Patricia Patterson – April 2024
Patterson’s paintings create narratives with collected objects, collective memory, and a nod to art history. While the objects are chosen for their color, their placement results in relationships that suggest complex human relationships, archetypes and messages. The series was created in Mexico City and many of the rich cultural traditions of Mexico can be seen in the work.
Patterson, born in Illinois, is currently the Chair of Fine Arts at Loyola Academy. She worked and painted in Mexico City for the last 25 years and has a new studio in Evanston.
Angela A. McElwain & Sheryl Nieman – March 2024
Angela A. McElwain is a multi-media artist whose studio is in Chicago. Her media includes paintings, drawings, sculptures, and, recently, graphic novels. She was an Artist in Residence in Chicago when she created and installed a series of interior murals for the Logan Square Library. The selected work is from Angela McElwain’s NAL (Not A Landscape) Series. The work is drawn from real places which are then reimagined with color, texture, and atmosphere creating a sensation, mood or energy. No landscape exists here except for the one implied in the imagination.
Sheryl Nieman is a painter working in oils and acrylics. Her canvases are chosen to compliment the story being told and have varied from linen, muslin, board, and glass to walls, ceilings, floors, and objects. Her current style of painting has an obvious division of space, no longer a dash or a dot but a fragmentation using line and flow to divide areas of color. The effects of color and light are examined and explored to create the appropriate mood of the story.
Amber Keene – February 2024
Amber Keene is an art teacher in Northbrook. Her background includes a Bachelor’s of Fine Arts in Art Education From University of Illinois Urbana-Champaign, and a Master’s of Fine Arts in Art Education from University of Illinois Urbana-Champaign.
“I am in constant awe of the beauty that can be found in this world we live in. As an artist I try to capture that feeling of inspiration, using oils and a mixed media approach. My landscape paintings are a result of my travels in the U.S. and abroad and the pieces in my self-portrait series consist of resin, oils, and collaged images from nature. The photo portraits were taken by photographer Bill Furlong, resulting in a beautiful collaboration between two artists.”
Beverly Alice Nash – January 2024

Beverly Alice Nash is a Chicago-based painter with a BA in English and an MA in Gerontology. She is also a member of the Chicago Alliance of Visual Artists (CAVA) and the Art Encounter Critique Group.
“I paint the things that come into my eyes. Lately I’ve been focused on full length portraits of my friends and family. I especially like to paint big men because I am moved by the solidity and sensuousness of their bodies. My portraits should penetrate the surface and recognize the temperament and personality of the person portrayed. I slightly alienate viewers from reality so that they can see reality freshly through my eyes.”
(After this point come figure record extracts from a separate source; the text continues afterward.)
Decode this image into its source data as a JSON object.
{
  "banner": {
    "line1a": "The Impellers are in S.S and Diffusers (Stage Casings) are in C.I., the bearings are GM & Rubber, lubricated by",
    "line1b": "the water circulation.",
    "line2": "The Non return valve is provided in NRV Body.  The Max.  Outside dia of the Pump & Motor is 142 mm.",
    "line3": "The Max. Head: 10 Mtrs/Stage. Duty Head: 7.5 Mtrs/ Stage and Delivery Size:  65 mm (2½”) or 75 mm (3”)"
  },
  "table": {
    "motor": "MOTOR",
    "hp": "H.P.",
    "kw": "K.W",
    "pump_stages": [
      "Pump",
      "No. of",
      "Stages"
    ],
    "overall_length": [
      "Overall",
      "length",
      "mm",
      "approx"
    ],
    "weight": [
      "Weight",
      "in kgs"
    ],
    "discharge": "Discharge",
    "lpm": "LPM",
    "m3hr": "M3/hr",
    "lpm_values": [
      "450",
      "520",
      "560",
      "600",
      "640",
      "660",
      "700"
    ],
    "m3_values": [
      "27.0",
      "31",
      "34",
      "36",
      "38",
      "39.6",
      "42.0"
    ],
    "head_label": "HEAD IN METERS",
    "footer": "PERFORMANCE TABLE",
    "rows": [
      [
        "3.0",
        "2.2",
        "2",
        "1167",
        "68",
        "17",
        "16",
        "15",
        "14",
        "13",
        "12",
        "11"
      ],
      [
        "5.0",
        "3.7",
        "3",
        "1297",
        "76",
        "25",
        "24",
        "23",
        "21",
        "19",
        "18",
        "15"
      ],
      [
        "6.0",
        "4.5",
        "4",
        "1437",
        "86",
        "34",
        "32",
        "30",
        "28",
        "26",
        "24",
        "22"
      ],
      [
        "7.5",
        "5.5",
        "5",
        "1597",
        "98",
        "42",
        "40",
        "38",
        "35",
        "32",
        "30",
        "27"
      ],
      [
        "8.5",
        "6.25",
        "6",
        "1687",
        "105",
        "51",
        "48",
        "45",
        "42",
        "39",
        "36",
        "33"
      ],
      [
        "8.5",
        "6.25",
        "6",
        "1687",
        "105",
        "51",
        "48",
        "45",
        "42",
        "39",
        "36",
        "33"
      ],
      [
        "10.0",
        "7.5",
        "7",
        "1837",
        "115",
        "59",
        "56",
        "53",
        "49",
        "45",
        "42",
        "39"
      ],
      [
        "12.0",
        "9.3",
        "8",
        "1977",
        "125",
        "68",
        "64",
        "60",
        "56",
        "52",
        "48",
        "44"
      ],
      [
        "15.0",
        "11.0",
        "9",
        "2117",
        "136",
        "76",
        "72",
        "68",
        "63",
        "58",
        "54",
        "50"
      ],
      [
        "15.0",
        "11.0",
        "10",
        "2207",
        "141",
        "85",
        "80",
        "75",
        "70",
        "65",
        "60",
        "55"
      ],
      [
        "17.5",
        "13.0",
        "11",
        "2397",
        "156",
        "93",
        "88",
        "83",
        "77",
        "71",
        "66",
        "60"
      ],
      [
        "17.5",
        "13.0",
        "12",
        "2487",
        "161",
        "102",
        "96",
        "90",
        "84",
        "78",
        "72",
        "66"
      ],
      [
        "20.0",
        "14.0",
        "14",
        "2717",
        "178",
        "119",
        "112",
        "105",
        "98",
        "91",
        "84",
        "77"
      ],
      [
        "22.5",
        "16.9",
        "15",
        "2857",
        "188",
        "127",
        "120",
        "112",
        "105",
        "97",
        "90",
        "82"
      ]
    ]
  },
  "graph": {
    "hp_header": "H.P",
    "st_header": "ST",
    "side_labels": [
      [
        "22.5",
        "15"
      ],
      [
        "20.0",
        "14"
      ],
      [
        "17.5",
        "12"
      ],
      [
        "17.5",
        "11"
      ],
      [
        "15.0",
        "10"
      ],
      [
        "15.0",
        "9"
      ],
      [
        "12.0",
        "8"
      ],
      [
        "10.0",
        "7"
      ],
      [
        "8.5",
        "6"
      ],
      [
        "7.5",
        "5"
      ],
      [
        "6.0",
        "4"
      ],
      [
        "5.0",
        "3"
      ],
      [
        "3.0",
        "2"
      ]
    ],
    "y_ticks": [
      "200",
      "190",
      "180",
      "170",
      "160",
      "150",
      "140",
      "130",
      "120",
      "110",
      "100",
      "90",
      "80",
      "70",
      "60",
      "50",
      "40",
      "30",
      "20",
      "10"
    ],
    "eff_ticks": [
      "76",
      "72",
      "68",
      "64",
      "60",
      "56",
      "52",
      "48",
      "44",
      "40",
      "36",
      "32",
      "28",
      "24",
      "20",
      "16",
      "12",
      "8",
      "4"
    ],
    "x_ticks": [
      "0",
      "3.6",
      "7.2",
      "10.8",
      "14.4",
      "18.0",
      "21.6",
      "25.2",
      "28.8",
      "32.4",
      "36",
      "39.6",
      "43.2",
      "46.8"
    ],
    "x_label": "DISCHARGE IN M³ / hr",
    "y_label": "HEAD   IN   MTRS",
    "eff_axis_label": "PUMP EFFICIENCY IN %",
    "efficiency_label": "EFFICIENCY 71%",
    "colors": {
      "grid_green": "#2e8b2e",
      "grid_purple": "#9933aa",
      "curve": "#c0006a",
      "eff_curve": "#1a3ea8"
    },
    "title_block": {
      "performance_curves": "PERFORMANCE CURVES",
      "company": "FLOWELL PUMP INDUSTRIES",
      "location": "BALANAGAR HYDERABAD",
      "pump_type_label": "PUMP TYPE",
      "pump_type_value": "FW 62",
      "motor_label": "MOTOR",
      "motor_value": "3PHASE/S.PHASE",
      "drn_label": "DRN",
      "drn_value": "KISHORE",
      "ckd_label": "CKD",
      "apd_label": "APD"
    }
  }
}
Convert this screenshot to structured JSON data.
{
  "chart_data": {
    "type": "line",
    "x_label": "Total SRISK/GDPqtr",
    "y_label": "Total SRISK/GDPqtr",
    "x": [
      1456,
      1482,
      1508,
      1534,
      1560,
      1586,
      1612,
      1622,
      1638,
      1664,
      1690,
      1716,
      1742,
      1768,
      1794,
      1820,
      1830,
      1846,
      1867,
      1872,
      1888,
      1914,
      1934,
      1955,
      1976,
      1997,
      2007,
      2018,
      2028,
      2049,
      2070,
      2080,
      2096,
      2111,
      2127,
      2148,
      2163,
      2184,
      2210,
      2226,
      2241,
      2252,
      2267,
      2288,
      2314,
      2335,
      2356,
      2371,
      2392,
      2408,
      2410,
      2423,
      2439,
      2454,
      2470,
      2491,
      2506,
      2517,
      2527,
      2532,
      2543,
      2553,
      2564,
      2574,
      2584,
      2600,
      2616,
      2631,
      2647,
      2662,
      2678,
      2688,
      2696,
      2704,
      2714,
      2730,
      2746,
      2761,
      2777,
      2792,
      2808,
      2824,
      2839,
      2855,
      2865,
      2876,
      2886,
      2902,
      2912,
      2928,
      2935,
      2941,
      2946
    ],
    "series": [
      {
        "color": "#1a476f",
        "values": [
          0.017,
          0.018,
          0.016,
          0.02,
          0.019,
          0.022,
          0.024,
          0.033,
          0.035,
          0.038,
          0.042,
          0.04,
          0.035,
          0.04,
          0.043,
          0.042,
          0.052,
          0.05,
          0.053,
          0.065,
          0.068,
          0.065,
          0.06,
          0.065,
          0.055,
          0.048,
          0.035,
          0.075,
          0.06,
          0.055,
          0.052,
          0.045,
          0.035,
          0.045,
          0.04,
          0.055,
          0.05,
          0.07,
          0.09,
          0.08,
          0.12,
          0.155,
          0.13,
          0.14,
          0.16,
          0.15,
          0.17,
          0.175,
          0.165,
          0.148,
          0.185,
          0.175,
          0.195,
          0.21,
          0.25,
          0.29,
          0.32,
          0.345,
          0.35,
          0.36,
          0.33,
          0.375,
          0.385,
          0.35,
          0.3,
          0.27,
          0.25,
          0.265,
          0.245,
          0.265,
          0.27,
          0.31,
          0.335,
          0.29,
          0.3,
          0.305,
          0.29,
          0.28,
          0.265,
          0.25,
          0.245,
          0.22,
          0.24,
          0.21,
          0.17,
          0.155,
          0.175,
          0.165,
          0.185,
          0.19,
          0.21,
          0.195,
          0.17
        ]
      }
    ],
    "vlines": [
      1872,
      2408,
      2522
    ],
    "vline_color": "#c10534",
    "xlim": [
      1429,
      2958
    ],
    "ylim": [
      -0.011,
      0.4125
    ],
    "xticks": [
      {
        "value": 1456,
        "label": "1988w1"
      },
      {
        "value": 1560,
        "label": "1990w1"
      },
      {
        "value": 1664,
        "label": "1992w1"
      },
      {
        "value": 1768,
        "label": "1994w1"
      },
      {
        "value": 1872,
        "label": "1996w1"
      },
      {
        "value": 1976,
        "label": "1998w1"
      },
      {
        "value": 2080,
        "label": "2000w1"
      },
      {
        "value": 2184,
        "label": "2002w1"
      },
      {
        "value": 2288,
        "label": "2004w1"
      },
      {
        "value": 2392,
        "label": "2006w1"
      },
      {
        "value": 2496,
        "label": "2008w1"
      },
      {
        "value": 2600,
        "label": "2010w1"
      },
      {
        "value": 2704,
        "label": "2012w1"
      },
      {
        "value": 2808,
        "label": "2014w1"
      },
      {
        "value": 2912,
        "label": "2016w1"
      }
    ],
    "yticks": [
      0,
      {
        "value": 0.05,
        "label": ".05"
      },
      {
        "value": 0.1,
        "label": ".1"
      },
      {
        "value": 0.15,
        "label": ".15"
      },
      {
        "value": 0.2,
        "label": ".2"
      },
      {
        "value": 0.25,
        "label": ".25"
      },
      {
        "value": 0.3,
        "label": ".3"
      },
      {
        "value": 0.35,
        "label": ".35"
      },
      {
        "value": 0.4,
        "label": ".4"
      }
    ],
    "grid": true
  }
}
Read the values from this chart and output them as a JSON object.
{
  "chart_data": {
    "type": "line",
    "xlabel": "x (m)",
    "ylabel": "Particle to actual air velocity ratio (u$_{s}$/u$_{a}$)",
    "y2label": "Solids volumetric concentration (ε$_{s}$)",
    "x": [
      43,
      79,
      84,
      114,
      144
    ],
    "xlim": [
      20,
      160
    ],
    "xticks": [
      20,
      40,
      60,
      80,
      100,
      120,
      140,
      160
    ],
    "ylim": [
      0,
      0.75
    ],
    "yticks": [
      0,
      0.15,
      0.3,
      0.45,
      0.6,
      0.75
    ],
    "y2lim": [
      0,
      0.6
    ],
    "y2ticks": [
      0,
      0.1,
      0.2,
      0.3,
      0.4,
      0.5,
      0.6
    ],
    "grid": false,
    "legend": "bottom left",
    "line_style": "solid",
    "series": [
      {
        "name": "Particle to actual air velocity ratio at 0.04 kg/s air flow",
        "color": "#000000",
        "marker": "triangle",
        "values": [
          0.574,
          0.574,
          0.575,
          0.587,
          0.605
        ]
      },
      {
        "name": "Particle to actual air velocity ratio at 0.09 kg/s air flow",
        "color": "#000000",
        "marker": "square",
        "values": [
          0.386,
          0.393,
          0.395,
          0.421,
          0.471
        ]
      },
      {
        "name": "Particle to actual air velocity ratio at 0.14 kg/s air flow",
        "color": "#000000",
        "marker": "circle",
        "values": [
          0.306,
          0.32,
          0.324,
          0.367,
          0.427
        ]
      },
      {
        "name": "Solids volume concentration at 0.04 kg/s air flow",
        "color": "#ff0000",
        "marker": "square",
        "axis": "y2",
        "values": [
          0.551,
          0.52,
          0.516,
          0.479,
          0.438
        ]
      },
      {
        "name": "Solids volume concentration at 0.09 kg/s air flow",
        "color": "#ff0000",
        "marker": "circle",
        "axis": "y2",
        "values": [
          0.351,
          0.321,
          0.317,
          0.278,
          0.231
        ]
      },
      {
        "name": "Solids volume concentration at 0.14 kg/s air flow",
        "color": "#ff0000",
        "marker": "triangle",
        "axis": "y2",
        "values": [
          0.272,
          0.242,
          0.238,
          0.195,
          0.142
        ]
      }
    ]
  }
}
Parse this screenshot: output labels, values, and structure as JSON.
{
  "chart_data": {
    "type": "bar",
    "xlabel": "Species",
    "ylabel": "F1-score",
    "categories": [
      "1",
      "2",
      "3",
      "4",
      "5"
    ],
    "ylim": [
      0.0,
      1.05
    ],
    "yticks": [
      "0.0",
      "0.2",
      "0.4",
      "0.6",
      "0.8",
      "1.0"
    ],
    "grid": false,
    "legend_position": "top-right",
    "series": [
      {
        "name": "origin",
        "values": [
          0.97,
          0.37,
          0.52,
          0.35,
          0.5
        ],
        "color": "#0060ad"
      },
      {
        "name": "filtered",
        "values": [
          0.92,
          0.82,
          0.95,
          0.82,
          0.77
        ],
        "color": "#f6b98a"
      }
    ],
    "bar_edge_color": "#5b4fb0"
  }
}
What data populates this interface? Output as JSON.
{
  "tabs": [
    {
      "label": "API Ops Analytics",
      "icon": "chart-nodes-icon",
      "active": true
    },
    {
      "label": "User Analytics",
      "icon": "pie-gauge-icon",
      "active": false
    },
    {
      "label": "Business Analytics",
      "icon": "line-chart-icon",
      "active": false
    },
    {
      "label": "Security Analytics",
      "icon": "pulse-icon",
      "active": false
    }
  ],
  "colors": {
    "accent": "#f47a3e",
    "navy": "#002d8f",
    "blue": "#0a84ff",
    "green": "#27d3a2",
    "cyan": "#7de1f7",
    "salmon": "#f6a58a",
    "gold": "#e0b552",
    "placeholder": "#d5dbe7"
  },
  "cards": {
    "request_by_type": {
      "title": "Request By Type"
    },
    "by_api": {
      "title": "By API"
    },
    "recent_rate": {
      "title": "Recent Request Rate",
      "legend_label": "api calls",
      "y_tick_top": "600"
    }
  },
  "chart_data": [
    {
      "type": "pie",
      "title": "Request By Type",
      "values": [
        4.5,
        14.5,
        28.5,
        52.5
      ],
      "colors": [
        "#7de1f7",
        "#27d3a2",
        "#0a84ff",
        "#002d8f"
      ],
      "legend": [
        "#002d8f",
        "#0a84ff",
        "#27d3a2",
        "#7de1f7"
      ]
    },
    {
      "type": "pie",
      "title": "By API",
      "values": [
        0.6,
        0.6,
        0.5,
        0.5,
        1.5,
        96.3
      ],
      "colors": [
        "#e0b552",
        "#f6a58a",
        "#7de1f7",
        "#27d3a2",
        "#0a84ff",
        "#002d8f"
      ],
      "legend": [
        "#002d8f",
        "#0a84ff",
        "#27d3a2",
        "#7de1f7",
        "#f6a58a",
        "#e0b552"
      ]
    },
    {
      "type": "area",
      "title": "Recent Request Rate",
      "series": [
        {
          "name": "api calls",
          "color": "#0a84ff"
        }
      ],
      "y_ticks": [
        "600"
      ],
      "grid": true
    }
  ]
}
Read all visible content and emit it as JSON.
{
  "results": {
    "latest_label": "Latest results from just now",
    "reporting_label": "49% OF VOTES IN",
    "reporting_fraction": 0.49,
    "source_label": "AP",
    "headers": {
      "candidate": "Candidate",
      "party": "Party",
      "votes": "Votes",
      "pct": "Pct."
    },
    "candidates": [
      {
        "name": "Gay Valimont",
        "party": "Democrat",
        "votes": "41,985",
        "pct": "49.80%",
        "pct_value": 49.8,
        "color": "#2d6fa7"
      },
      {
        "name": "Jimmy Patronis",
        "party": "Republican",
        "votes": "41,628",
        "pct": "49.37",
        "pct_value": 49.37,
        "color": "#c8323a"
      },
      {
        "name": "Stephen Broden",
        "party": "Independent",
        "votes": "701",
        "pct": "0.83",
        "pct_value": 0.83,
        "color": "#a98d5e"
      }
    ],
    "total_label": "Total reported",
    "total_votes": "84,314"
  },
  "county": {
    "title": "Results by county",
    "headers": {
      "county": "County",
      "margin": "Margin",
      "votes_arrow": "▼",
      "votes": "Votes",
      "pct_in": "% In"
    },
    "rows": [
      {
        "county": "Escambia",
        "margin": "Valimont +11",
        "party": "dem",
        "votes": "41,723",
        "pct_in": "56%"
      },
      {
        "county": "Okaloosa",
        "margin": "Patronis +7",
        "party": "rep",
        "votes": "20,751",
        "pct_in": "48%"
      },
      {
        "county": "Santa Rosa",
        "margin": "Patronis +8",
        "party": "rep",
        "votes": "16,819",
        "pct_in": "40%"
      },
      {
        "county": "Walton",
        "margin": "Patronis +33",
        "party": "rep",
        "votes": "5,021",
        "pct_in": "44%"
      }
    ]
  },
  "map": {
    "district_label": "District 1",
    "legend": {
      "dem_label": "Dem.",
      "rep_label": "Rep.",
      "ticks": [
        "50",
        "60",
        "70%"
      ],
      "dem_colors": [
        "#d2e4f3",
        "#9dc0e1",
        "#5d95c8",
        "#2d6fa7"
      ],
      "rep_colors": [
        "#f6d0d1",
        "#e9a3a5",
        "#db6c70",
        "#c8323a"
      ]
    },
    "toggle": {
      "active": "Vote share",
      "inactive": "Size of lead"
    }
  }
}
Annual Students & Instructors Show – December 2023
We are celebrating the return of our Student Show! Stop by for a wide selection of artworks in all mediums from our most proficient artists to our first-time students, and some items from the vault!
This exhibit and sale are a perfect opportunity to get started on your holiday gift list! Artworks in pastel, oil, acrylic pencil and charcoal will be on display.